Effective theories for quasi-crystalline microstructures

15.07.2024–14.07.2027
Austrian Science Fund project (ESP1887024)
Principle investigator: Lorenza D'ELIA (E101-01-3)

Since their discovery, quasi-crystalline or quasi-periodic microstructures have drawn wide attention among the practitioners of Materials Science. They differ from the random microstructure since fine structure is ordered, but it is not periodic since it exhibits forbidden symmetries for periodic structures, such as 5-, 7-, 8- and 10-fold symmetries. Thanks to such a peculiar arrangement, quasi-periodic composites enjoy extraordinary features and find applications in many different fields ranging from  engineering to Materials Science. In view of the wide range of applications, it is of primary interest to understand the effective response of quasi-periodic materials. 

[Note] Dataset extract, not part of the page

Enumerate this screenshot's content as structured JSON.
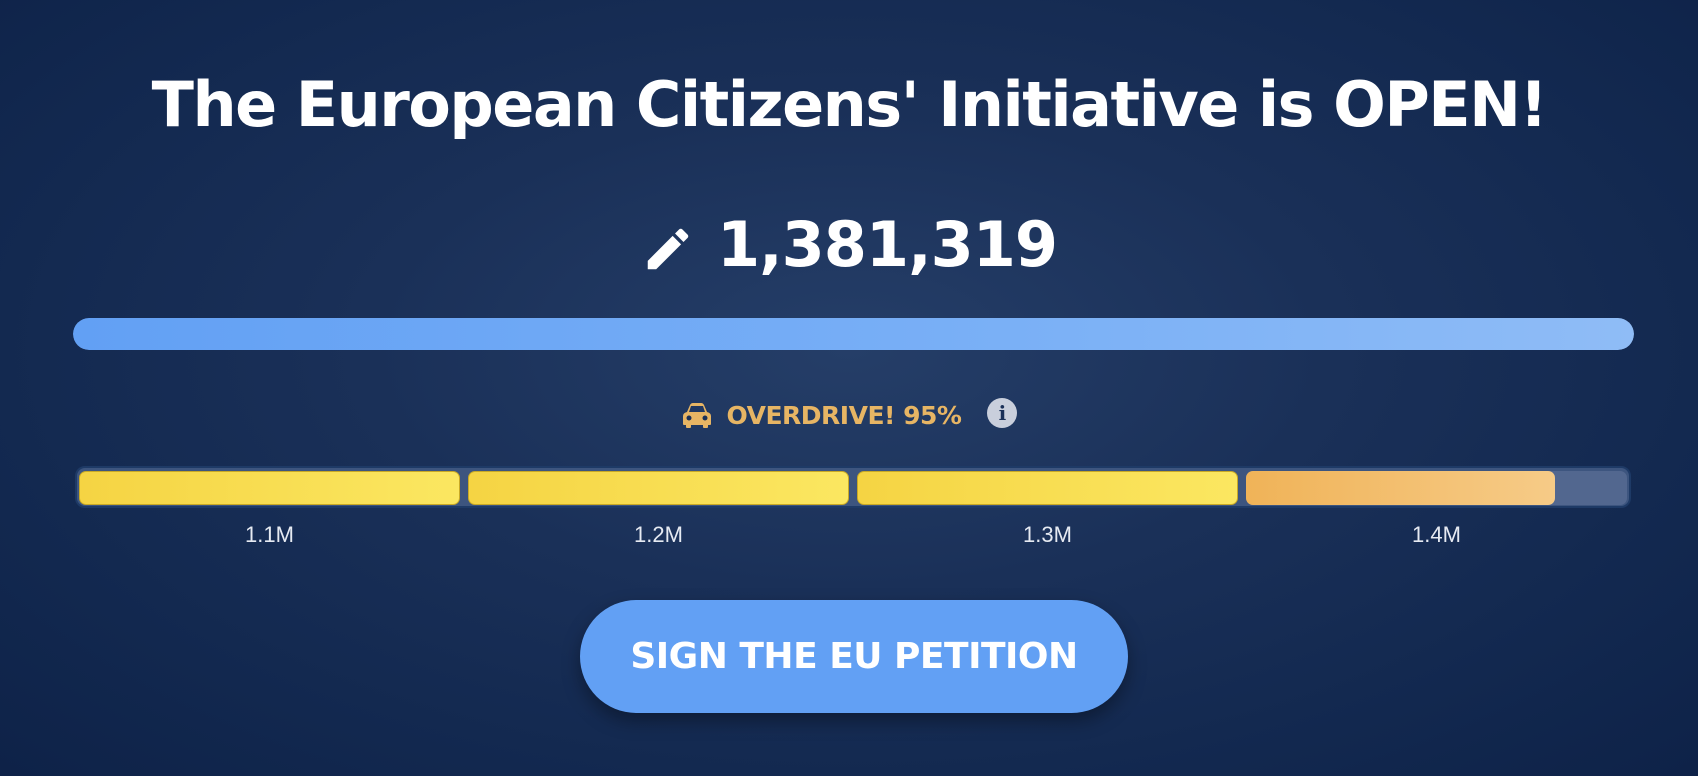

In the FWF-funded research project "Effective theories for quasi-crystalline microstructures",  we lay the foundations for the investigation of aperiodic microstructures in different scenarios. We will investigate double porosity problems, bilayered composites and phase transitions. These settings have been chosen for their relevance for applications and the high level of challenges they pose. Indeed, the tools developed in the periodic and stochastic homogenization are inadequate to characterize the effective response of quasi-periodic materials.  This calls for peculiar and novel methods to be tackled, and to describe the possible new phenomena arising in the three scenarios described above.